NIM : 11140220000005
Tempo dulu sekitar tahun 1990-an sampai awal tahun 2000-an anak-anak
Betawi khususnya di daerah Kampung Buaran Kecamatan Medan Satria Kota Bekasi
tempat saya tinggal memiliki permainan tradisional, ada yang dilakukan dengan
menggunakan alat-alat dan ada pula yang disertai nyanyian.1
Banyak perubahan yang telah terjadi baik secara disadari maupun tidak kita
sadari, sehingga menyebabkan kebudayaan-kebudayaan yang telah ada seakan
memudar dan bahkan hilang ditelan oleh zaman. Namun hal-hal yang menyebabkan
memudarnya budaya tersebut patutlah kita sadari agar budaya-budaya yang hampir
ditelan zaman tersebut bisa kembali kita lestarikan. Budaya permainan anak-anak
betawi tempo dulu sangatlah banyak dan beragam mulai dari usia anak-anak sampai
remaja semuanya memiliki permainan tradisional yang biasa dimainkan. Berikut
adalah beberapa permainan tradisonal anak betawi tempo dulu :
1. Pletokan
Permainan ini akan lebih ramai dan menyenangkan apabila diikuti oleh
banyak anak.
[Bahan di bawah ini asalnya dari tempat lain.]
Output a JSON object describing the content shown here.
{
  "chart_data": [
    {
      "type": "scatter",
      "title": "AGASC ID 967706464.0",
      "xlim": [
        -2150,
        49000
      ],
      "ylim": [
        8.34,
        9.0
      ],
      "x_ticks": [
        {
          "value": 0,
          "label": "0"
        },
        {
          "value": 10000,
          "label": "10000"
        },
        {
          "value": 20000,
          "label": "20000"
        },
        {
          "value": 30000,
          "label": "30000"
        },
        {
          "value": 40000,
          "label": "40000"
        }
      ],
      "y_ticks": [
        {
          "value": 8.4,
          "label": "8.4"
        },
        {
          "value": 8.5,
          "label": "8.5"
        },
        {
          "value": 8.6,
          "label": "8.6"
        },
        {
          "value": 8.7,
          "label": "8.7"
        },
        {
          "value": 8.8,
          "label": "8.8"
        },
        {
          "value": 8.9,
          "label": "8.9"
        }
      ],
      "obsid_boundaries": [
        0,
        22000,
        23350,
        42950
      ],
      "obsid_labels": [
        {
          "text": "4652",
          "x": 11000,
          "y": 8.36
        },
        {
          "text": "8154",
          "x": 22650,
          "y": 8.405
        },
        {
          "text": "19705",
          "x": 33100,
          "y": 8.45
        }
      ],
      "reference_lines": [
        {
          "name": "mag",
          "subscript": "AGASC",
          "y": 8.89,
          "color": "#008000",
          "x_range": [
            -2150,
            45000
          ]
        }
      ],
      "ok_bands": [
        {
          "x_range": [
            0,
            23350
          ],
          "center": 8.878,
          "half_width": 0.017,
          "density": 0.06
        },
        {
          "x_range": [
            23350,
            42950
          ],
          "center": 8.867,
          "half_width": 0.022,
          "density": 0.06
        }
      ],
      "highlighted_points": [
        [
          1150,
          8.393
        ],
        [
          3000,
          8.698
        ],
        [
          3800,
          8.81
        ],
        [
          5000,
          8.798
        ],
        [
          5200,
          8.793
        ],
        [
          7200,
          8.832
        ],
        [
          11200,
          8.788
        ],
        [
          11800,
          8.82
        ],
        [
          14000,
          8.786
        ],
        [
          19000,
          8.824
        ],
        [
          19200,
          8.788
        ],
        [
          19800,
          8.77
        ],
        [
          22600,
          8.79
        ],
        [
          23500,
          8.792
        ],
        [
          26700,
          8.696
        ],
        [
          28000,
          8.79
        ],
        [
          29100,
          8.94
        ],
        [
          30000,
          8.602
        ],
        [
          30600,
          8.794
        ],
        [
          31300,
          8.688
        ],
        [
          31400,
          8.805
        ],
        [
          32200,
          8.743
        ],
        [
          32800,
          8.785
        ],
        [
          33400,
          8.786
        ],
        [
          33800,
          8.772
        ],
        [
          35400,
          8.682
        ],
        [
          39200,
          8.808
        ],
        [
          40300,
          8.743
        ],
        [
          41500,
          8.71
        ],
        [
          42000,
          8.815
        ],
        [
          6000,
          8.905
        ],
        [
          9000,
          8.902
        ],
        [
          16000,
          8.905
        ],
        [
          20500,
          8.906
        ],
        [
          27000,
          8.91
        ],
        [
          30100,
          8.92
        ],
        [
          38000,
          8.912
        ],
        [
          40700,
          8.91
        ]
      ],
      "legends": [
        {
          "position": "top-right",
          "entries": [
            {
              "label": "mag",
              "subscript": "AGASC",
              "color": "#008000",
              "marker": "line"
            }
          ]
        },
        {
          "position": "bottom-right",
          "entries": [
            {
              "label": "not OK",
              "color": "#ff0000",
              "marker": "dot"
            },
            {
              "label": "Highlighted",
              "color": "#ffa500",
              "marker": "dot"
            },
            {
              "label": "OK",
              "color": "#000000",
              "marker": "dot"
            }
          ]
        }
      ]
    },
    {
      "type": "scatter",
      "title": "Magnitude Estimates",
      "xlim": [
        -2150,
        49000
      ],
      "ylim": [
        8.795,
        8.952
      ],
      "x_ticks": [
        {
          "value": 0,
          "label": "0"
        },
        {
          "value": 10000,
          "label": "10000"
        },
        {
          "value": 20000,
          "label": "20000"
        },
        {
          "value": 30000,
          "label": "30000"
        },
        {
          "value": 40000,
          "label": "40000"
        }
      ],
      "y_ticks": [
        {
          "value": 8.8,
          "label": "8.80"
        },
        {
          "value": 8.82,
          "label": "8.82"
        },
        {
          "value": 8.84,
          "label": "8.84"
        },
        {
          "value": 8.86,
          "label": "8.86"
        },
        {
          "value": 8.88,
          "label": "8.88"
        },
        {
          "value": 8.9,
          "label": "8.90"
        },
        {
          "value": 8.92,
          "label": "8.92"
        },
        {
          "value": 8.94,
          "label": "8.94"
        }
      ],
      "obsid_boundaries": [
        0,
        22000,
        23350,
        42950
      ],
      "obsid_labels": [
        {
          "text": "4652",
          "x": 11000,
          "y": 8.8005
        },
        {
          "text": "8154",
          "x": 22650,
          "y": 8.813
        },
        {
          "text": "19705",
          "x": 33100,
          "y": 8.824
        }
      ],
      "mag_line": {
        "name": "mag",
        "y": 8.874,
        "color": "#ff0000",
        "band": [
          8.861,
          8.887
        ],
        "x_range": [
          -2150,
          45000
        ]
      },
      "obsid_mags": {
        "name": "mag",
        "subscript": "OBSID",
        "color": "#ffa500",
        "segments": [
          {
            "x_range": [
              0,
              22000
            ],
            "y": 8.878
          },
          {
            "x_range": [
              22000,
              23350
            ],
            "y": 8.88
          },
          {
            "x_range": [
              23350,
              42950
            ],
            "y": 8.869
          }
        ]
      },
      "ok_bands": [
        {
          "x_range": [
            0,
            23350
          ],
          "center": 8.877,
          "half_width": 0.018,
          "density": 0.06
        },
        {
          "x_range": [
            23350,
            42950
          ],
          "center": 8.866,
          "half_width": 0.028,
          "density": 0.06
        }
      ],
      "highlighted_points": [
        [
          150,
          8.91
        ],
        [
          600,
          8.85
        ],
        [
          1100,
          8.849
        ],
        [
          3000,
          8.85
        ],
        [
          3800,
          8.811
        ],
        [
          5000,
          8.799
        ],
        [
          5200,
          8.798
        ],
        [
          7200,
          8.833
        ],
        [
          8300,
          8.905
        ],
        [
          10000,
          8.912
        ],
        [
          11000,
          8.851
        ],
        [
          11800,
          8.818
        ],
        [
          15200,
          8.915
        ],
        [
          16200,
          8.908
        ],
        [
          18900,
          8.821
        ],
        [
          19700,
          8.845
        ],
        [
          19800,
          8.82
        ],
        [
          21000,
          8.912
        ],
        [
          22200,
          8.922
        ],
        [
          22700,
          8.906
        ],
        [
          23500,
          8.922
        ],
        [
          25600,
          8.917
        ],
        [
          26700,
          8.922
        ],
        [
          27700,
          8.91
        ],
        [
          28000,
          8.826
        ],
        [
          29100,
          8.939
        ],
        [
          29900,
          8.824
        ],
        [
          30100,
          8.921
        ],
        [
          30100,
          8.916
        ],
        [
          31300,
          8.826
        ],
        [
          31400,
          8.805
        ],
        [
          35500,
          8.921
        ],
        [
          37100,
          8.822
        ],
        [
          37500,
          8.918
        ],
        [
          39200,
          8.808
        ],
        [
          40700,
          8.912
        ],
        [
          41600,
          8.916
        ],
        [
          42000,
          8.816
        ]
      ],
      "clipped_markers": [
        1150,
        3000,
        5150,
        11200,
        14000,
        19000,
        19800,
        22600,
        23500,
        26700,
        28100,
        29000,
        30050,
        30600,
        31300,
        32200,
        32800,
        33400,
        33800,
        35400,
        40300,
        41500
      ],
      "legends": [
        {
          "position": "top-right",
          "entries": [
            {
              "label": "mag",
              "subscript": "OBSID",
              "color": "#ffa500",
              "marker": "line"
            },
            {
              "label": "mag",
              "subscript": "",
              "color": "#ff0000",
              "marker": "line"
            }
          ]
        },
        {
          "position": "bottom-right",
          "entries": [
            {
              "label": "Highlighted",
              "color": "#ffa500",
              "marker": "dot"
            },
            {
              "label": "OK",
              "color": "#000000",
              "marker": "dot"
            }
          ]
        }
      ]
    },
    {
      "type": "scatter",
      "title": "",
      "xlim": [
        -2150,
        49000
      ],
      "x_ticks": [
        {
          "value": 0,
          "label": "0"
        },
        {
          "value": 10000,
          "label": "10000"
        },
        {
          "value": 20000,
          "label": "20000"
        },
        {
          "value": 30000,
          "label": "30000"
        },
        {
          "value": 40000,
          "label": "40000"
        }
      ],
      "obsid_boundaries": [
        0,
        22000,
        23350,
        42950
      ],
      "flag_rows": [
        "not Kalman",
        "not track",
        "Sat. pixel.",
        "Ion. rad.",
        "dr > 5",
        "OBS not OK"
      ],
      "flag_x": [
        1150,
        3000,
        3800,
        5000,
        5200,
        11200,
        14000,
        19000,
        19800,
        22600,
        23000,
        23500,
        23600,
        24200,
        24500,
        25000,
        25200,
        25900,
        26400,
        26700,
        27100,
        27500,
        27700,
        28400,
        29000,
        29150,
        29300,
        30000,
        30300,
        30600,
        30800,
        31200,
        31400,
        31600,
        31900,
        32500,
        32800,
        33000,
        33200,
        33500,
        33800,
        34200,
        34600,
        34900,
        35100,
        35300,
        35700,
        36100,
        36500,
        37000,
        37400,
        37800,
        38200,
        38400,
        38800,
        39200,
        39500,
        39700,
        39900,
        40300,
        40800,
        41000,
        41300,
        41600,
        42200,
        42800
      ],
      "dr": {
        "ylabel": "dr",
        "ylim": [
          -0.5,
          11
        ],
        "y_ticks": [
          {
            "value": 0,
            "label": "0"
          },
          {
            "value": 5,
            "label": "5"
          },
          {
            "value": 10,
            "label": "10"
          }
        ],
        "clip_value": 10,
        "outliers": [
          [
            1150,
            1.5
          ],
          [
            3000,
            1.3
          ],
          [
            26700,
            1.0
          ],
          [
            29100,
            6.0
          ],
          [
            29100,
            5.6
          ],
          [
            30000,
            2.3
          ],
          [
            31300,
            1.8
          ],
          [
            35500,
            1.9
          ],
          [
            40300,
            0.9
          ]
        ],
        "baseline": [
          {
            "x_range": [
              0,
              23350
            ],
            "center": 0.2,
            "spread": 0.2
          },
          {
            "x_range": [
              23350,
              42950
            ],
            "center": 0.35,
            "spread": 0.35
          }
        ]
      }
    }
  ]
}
Nantinya mreka akan dibagi menjadi dua kelompok atau regu yang
saling berhadapan untuk bertempur. Karena dua regu bertempur dan akan saling
mendesak mundur pasukan lawan, maka tempat atau arena permainan harus cukup
luas. Kalau awalnya permainan hanya berlangsung di suatu tempat seperti lapangan,
lama-kelamaan bisa sampai ke kebun atau jalanan karena lawan terus mendesak dan
menggempur. Permainan perang-perangan ini biasanya berlangung riuh dan ramai
disertai teriakan dan saling kejar bersamaan dengan suara tembakan pletok.
Perlengkapan Permainan
4
Sofia “PERMAINAN TRADISIONAL ANAK-ANAK BETAWI” ( Jakarta, CV. Widya Lika Utama, 1999) h. 35
Alat utama yang diperlukan dalam permainan ini adalah sebuah senapan atau
pletokan. Senapan ini dibuat dari sebatang bambu kecil, diameternya sekitar 1 atau
1,5 cm, dengan panjang 30-40 cm. ukuran ini dapat disesuaikan dengan panjang ruas
bamboo. Bamboo tersebut akan dijadikan laras senapan, karena itu di dalamnya
kosong seperti corong pipa.
Alat utama yang dijadikan sebagai peluru atau amunisinya dipakai biji jambu
atau biji petai cina, namun para orang tua sering melarangnya karena jika mengenai
mata biji jambu atau petai cina bisa berbahaya, untuk itu digunakanlah kertas basah
sebagai pelurunya karena bahannya lembut dan tidak berbahaya jika mengenai badan.
Untuk alat penekan atau pelatuk senapannya dapat dibuat dari kayu atau bamboo
yang telah dibelah yang sudah di serut atau dihaluskan, sebesar lobang diameter laras
senapannya dan bagian pangkal tolak pelurunya bisa dipasang gagang.
Panjang antara laras senapa dengan alat tolak itu tidak sama. Jadi kalau alat
tolak ini dimasukan ke larasnya, hanya akan mencapai 2 atau 3 cm sebelum lubang
ujung laras. Hal ini agar membuat ruang letup udara. Kalau kita masukan peluru
pertama, hanya akan sampai di ujung saja. Setelah peluru kedua dimasukkan dan kita
tekan dengan alat tolak, maka peluru pertama akan meletup dan mengeluarkan bunyi
pletok! Demikian seterusnya dengan peluru yang lain.
Gambar I : Senapan Pletokan dari Bambu dengan peluru dari biji-bijian.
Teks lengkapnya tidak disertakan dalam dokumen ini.